23 He was troubled by the archers; they sent out their arrows against him, cruelly wounding him:
Hoe men hem uitdaagt en tart, Hoe de boogschutters hem ook bekampen:
24 But their bows were broken by a strong one, and the cords of their arms were cut by the Strength of Jacob, by the name of the Stone of Israel:
Zijn boog blijft sterk, De spieren van zijn arm blijven lenig: Door de hulp van den Sterke van Jakob, Door de Naam van zijn Hoeder, Israëls Rots!
25 Even by the God of your father, who will be your help, and by the Ruler of all, who will make you full with blessings from heaven on high, blessings of the deep stretched out under the earth, blessings of the breasts and of the fertile body:
Van den God van uw vader, die u helpt, Van den almachtigen God, die u zegent: Stromen zegeningen van de hemel daarboven, Zegeningen van de diepten beneden, Zegeningen van borsten en schoot,
26 Blessings of sons, old and young, to the father: blessings of the oldest mountains and the fruit of the eternal hills: let them come on the head of Joseph, on the crown of him who was separate from his brothers.
Zegeningen van uw vader! Ze gaan de zegeningen der oude bergen te boven, De kostbare gaven der eeuwige heuvelen; Zij dalen op het hoofd van Josef neer, Op de schedel van den vorst zijner broeders.
27 Benjamin is a wolf, searching for meat: in the morning he takes his food, and in the evening he makes division of what he has taken.
Benjamin is een roofgierige wolf. Des morgens verslindt hij de buit, En des avonds verdeelt hij de roof!
28 These are the twelve tribes of Israel: and these are the words their father said to them, blessing them; to every one he gave his blessing.
Dit zijn al de stammen van Israël, twaalf in getal. En zo sprak hun vader hen toe, toen hij hen zegende, en ieder van hen zijn bijzondere zegen verleende.
29 And he gave orders to them, saying, Put me to rest with my people and with my fathers, in the hollow of the rock in the field of Ephron the Hittite,
Daarna gaf Jakob hun het volgende bevel: Wanneer ik bij mijn volk ben verzameld, begraaft mij dan bij mijn vaderen in de grot, op de akker van Efron, den Chittiet.
30 In the rock in the field of Machpelah, near Mamre in the land of Canaan, which Abraham got from Ephron the Hittite, to be his resting-place.

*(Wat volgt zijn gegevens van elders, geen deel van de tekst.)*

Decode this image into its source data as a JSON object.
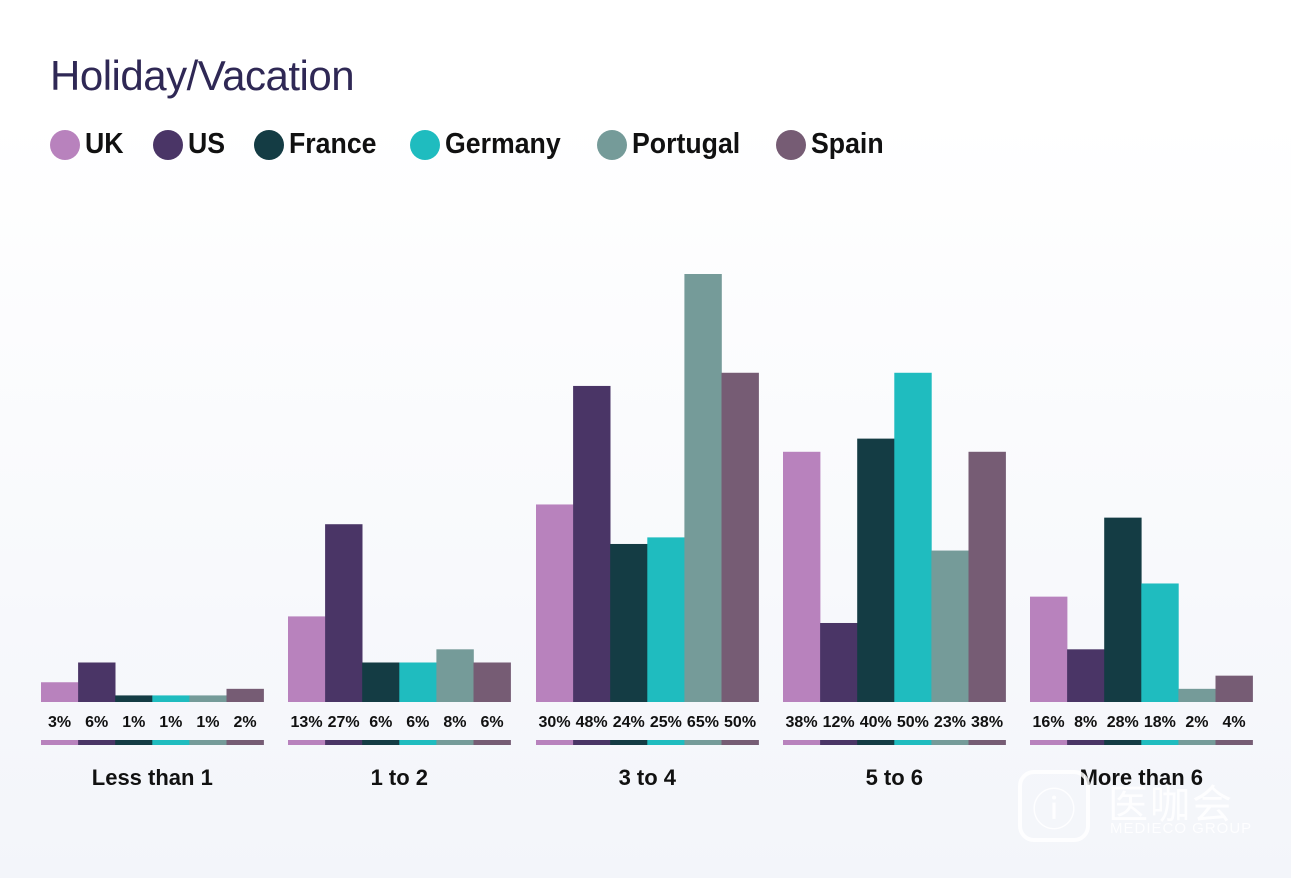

Het is de grot op de akker van Makpela, ten oosten van Mamre, in het land Kanaän; de akker, die Abraham als een familiegraf van Efron, den Chittiet, heeft gekocht.
31 There Abraham and Sarah his wife were put to rest, and there they put Isaac and Rebekah his wife, and there I put Leah to rest.
Daar heeft men Abraham en zijn vrouw Sara begraven; daar heeft men Isaäk met zijn vrouw Rebekka begraven; en daar heb ik ook Lea begraven.
32 In the rock in the field which was got for a price from the people of Heth.
33 And when Jacob had come to the end of these words to his sons, stretching himself on his bed, he gave up his spirit, and went the way of his people.
Toen Jakob de opdracht aan zijn zonen ten einde had gebracht, trok hij zijn voeten terug op het bed, gaf de geest en werd verzameld bij zijn volk.